What is the situation like in Brazil at the moment?
Absolutely chaotic! To date we have had 210,000 deaths and 8,490,133 confirmed cases — the second highest in the world.
In Manaus, the capital of the Amazon, a state of calamity has been declared as all hospitals are full to capacity and there isn’t sufficient oxygen to attend the patients in ICU.
Patients were transferred by the air force to other states for treatment.
Unfortunately, many cases and deaths could have been prevented if the President, Jair Bolsonaro, had taken a serious stance instead of constantly minimising the virus.
He never encouraged social distancing, the use of masks or lockdowns. He has constantly criticised the vaccine and said ‘if you take the vaccine and turn into an alligator, don’t blame me’.
Sadly, this attitude from the President is deplorable and only serves to create suspicion about the vaccines.
The emergency money was discontinued in December and so poverty and misery is on the increase with a notable increase of people at my gate looking for help.
How long have you been in lockdown?
I have been isolated alone since March 16 last year! I have had little or no human contact during this time, except for those who come to the gate looking for food.

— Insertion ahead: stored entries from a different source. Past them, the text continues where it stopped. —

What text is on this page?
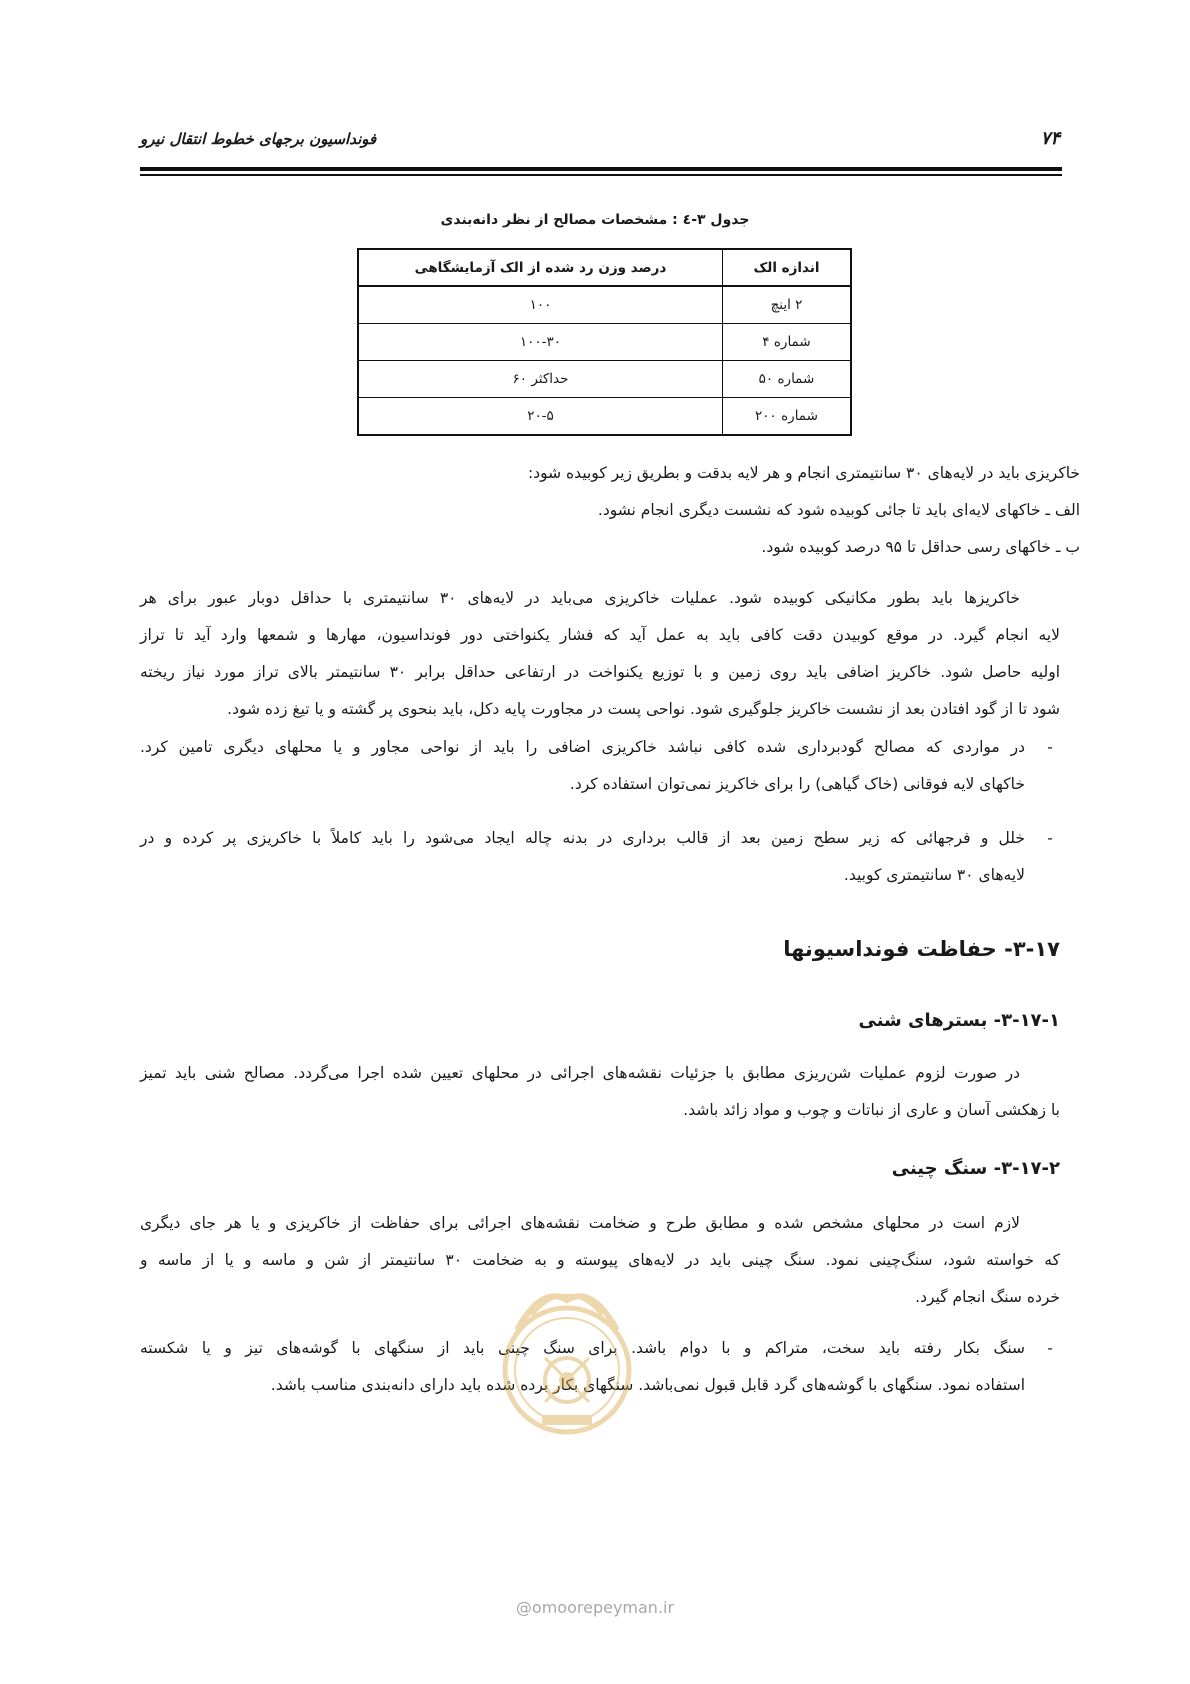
۷۴
فونداسیون برجهای خطوط انتقال نیرو
جدول ۳-٤ : مشخصات مصالح از نظر دانه‌بندی
اندازه الک	درصد وزن رد شده از الک آزمایشگاهی
۲ اینچ	۱۰۰
شماره ۴	۱۰۰-۳۰
شماره ۵۰	حداکثر ۶۰
شماره ۲۰۰	۲۰-۵
خاکریزی باید در لایه‌های ۳۰ سانتیمتری انجام و هر لایه بدقت و بطریق زیر کوبیده شود:
الف ـ خاکهای لایه‌ای باید تا جائی کوبیده شود که نشست دیگری انجام نشود.
ب ـ خاکهای رسی حداقل تا ۹۵ درصد کوبیده شود.
خاکریزها باید بطور مکانیکی کوبیده شود. عملیات خاکریزی می‌باید در لایه‌های ۳۰ سانتیمتری با حداقل دوبار عبور برای هر
لایه انجام گیرد. در موقع کوبیدن دقت کافی باید به عمل آید که فشار یکنواختی دور فونداسیون، مهارها و شمعها وارد آید تا تراز
اولیه حاصل شود. خاکریز اضافی باید روی زمین و با توزیع یکنواخت در ارتفاعی حداقل برابر ۳۰ سانتیمتر بالای تراز مورد نیاز ریخته
شود تا از گود افتادن بعد از نشست خاکریز جلوگیری شود. نواحی پست در مجاورت پایه دکل، باید بنحوی پر گشته و یا تیغ زده شود.
-
در مواردی که مصالح گودبرداری شده کافی نباشد خاکریزی اضافی را باید از نواحی مجاور و یا محلهای دیگری تامین کرد.
خاکهای لایه فوقانی (خاک گیاهی) را برای خاکریز نمی‌توان استفاده کرد.
-
خلل و فرجهائی که زیر سطح زمین بعد از قالب برداری در بدنه چاله ایجاد می‌شود را باید کاملاً با خاکریزی پر کرده و در
لایه‌های ۳۰ سانتیمتری کوبید.
۳-۱۷- حفاظت فونداسیونها
۳-۱۷-۱- بسترهای شنی
در صورت لزوم عملیات شن‌ریزی مطابق با جزئیات نقشه‌های اجرائی در محلهای تعیین شده اجرا می‌گردد. مصالح شنی باید تمیز
با زهکشی آسان و عاری از نباتات و چوب و مواد زائد باشد.
۳-۱۷-۲- سنگ چینی
لازم است در محلهای مشخص شده و مطابق طرح و ضخامت نقشه‌های اجرائی برای حفاظت از خاکریزی و یا هر جای دیگری
که خواسته شود، سنگ‌چینی نمود. سنگ چینی باید در لایه‌های پیوسته و به ضخامت ۳۰ سانتیمتر از شن و ماسه و یا از ماسه و
خرده سنگ انجام گیرد.
-
سنگ بکار رفته باید سخت، متراکم و با دوام باشد. برای سنگ چینی باید از سنگهای با گوشه‌های تیز و یا شکسته
استفاده نمود. سنگهای با گوشه‌های گرد قابل قبول نمی‌باشد. سنگهای بکار برده شده باید دارای دانه‌بندی مناسب باشد.
@omoorepeyman.ir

I only go out every 15 days to do shopping. As I’m the only Sister of Mercy in the country and the only Irish person in the city, it is imperative that I keep safe and well.
Is there any update on when the vaccine will arrive there?

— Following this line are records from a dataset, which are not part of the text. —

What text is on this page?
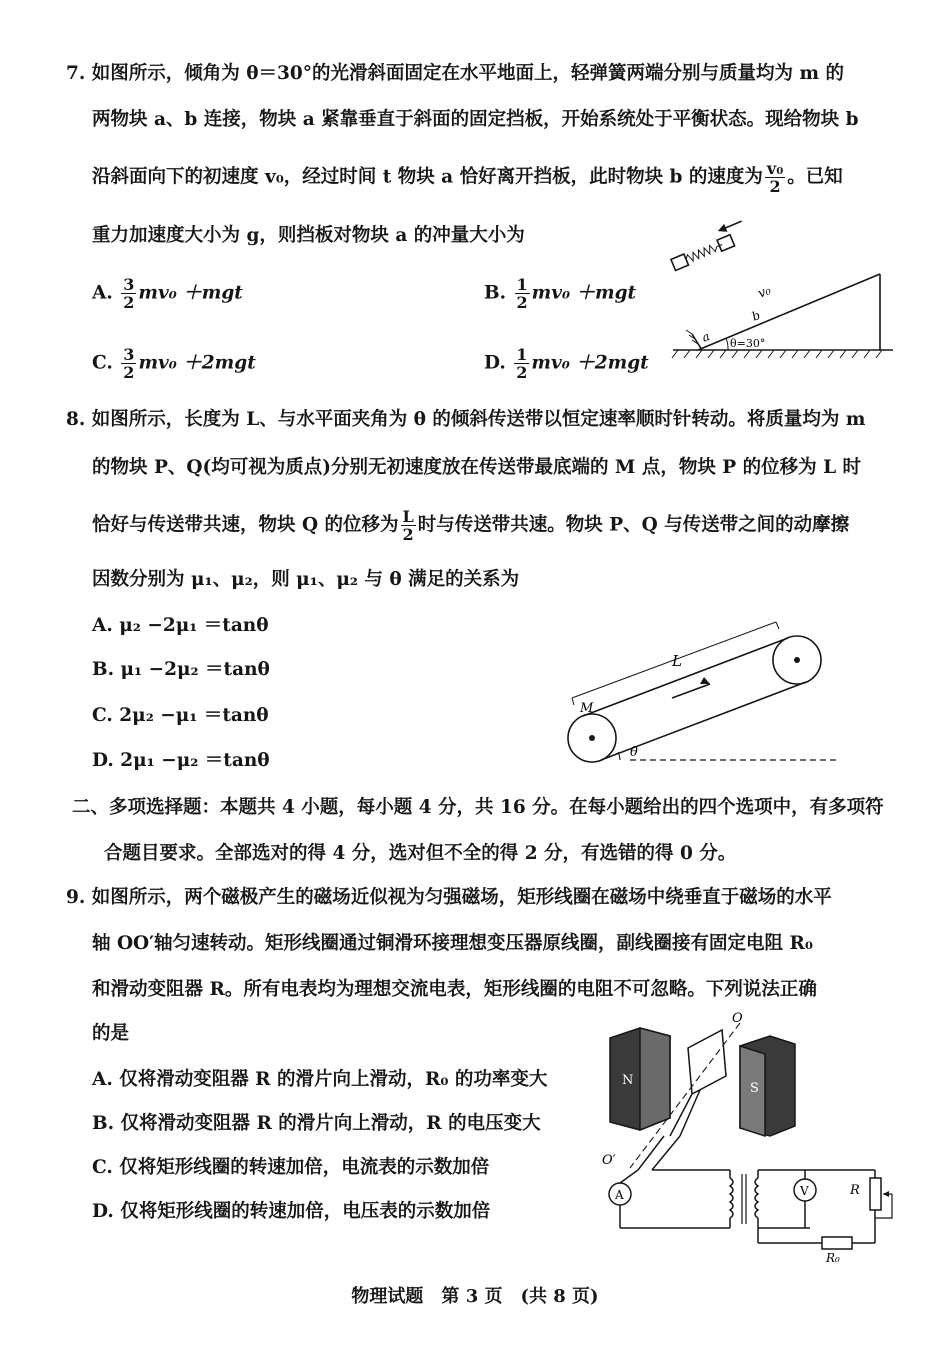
7. 如图所示，倾角为 θ＝30°的光滑斜面固定在水平地面上，轻弹簧两端分别与质量均为 m 的
两物块 a、b 连接，物块 a 紧靠垂直于斜面的固定挡板，开始系统处于平衡状态。现给物块 b
沿斜面向下的初速度 v₀，经过时间 t 物块 a 恰好离开挡板，此时物块 b 的速度为 $\frac{\text{v₀}}{2}$ 。已知
重力加速度大小为 g，则挡板对物块 a 的冲量大小为
A. $\frac{3}{2} mv_0 +mgt$	B. $\frac{1}{2} mv_0 +mgt$
C. $\frac{3}{2} mv_0 +2mgt$	D. $\frac{1}{2} mv_0 +2mgt$
v₀
a
b
θ=30°
8. 如图所示，长度为 L、与水平面夹角为 θ 的倾斜传送带以恒定速率顺时针转动。将质量均为 m
的物块 P、Q(均可视为质点)分别无初速度放在传送带最底端的 M 点，物块 P 的位移为 L 时
恰好与传送带共速，物块 Q 的位移为 $\frac{L}{2}$ 时与传送带共速。物块 P、Q 与传送带之间的动摩擦
因数分别为 μ₁、μ₂，则 μ₁、μ₂ 与 θ 满足的关系为
A. μ₂ −2μ₁ ＝tanθ
B. μ₁ −2μ₂ ＝tanθ
C. 2μ₂ −μ₁ ＝tanθ
D. 2μ₁ −μ₂ ＝tanθ
L
M
θ
二、多项选择题：本题共 4 小题，每小题 4 分，共 16 分。在每小题给出的四个选项中，有多项符
合题目要求。全部选对的得 4 分，选对但不全的得 2 分，有选错的得 0 分。
9. 如图所示，两个磁极产生的磁场近似视为匀强磁场，矩形线圈在磁场中绕垂直于磁场的水平
轴 OO′轴匀速转动。矩形线圈通过铜滑环接理想变压器原线圈，副线圈接有固定电阻 R₀
和滑动变阻器 R。所有电表均为理想交流电表，矩形线圈的电阻不可忽略。下列说法正确
的是
A. 仅将滑动变阻器 R 的滑片向上滑动，R₀ 的功率变大
B. 仅将滑动变阻器 R 的滑片向上滑动，R 的电压变大
C. 仅将矩形线圈的转速加倍，电流表的示数加倍
D. 仅将矩形线圈的转速加倍，电压表的示数加倍
N
S
O
O′
A	V	R
R₀
物理试题　第 3 页　(共 8 页)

Two vaccines have been in analysis by the health authority ANVISA — CoronaVac from China and the Oxford vaccine AstraZenica.
Both were finally approved on Monday, January 18, for emergency use. Unfortunately we have only eight million of the Chinese vaccine for a population of over 200 million.
Bolsonaro has emphatically criticised the use of the Chinese vaccine. We have a huge shortage of needles and syringes — due to lack of planning on behalf of the Federal government. Bolsonaro cancelled an order, which was submitted at the end of December, saying the price was too high.
What is your daily routine?
I spend my day doing art and craft, looking after my plants, cooking, cleaning, and watching TV. I watch Mass daily from my home parish in Rathangan which has given me the faith and hope that this too will pass.
I presume the charity work is on hold at the moment. What are your plans once you can get up and running again?
The Adult Literacy Project has been on hold since March as all public schools have been closed. The schools are hoping to reopen in February, but as the students of the literacy project are mostly over 60 they cannot return until they have been vaccinated.
The project receives no monetary funding from the government here, all funding comes through the generous donations from Ireland. Thankfully the teachers continued to be paid monthly throughout last year.
Do you get to contact home much?
I’m very fortunate to have good internet, so I can be in constant contact with my parents, family and friends through FaceTime and WhatsApp. I’ll have to wait until I’m vaccinated to get home — hopefully in July/August. Even with the vaccine, the new mutation of the virus in Brazil prevents me entering Portugal or England en route to Ireland.
Celine would like to thank Bunscoil Bhride in Rathangan for their donation of €550 which was raised before Christmas. She is also hugely grateful for donations of €640 which were made over Christmas.